Celebration Salad

Dec 12, 2019 | Culture, Holiday, Kitchen Culture, Winter | 2 comments

Classic KOHAKU NAMASU, “red and white salad” is made from finely shredded daikon and carrots. Fruit peel is added after the vegetables have been salt-wilted and rinsed. The mixture is marinated in sweet-and-sour sauce for several hours to several days. Yuzu peel is often added as a garnish.

RED 紅 and WHITE are the colors of felicity; foods with these colors are served on happy occasions. Here carrots (both ordinary orange ones and crimson Kyoto reds) and snowy white daikon are the main ingredients; yuzu citron peel provides an accent, and garnish. This salad could appear on any celebratory menu, but it is always welcomed for OSHOGATSU, the Japanese New Year.

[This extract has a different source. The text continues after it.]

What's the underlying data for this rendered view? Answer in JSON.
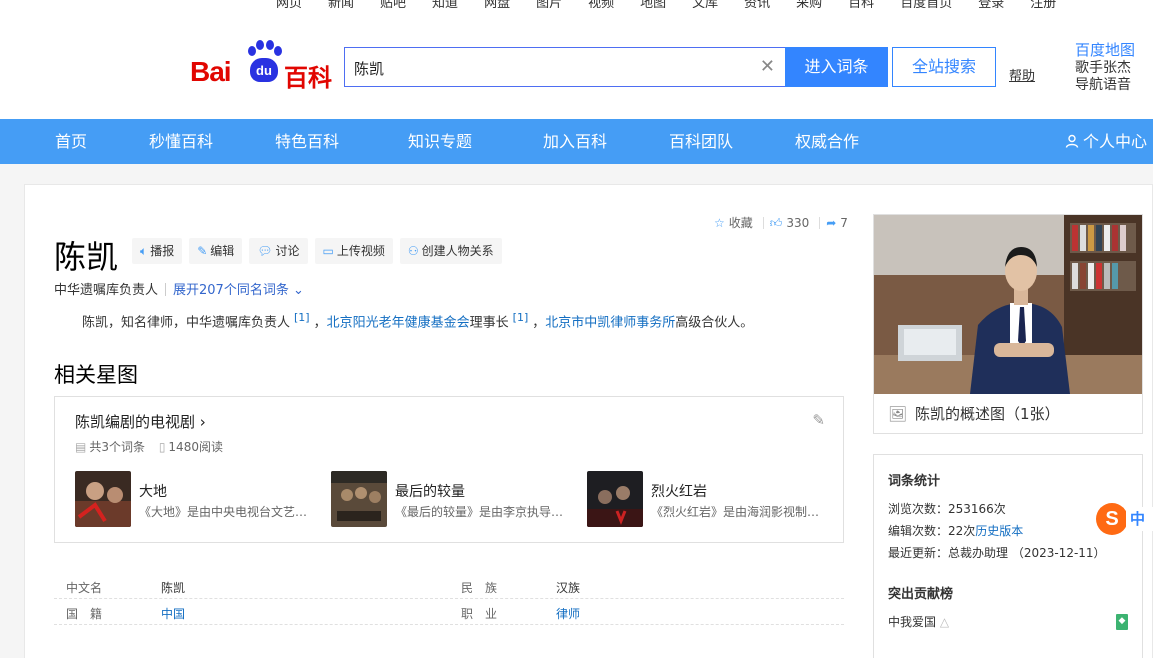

The salad’s tart-yet-sweet flavors and crisp texture pairs well with any broiled or skillet-seared foods, especially those prepared with soy sauce.

Kohaku Namasu Yuzu-Gama
(Red & White Salad in Yuzu Shell)

Although most often served from a large bowl, Kohaku Namasu can also be made into individual servings by mounding the salad in hollowed out lemon or yuzu shells. Place the scooped out fruit in sarashi (fine-woven cotton cloth used the traditional Japanese kitchen to strain stocks) or a double layer of cheesecloth. Bring up the edges over the fruit pulp to form a bag; hold over a cup or small bowl. Twist to squeeze juice from the pulp. Use this citrus juice in combination with, or in lieu of, vinegar when making your amazu (sweet-and-sour marinade).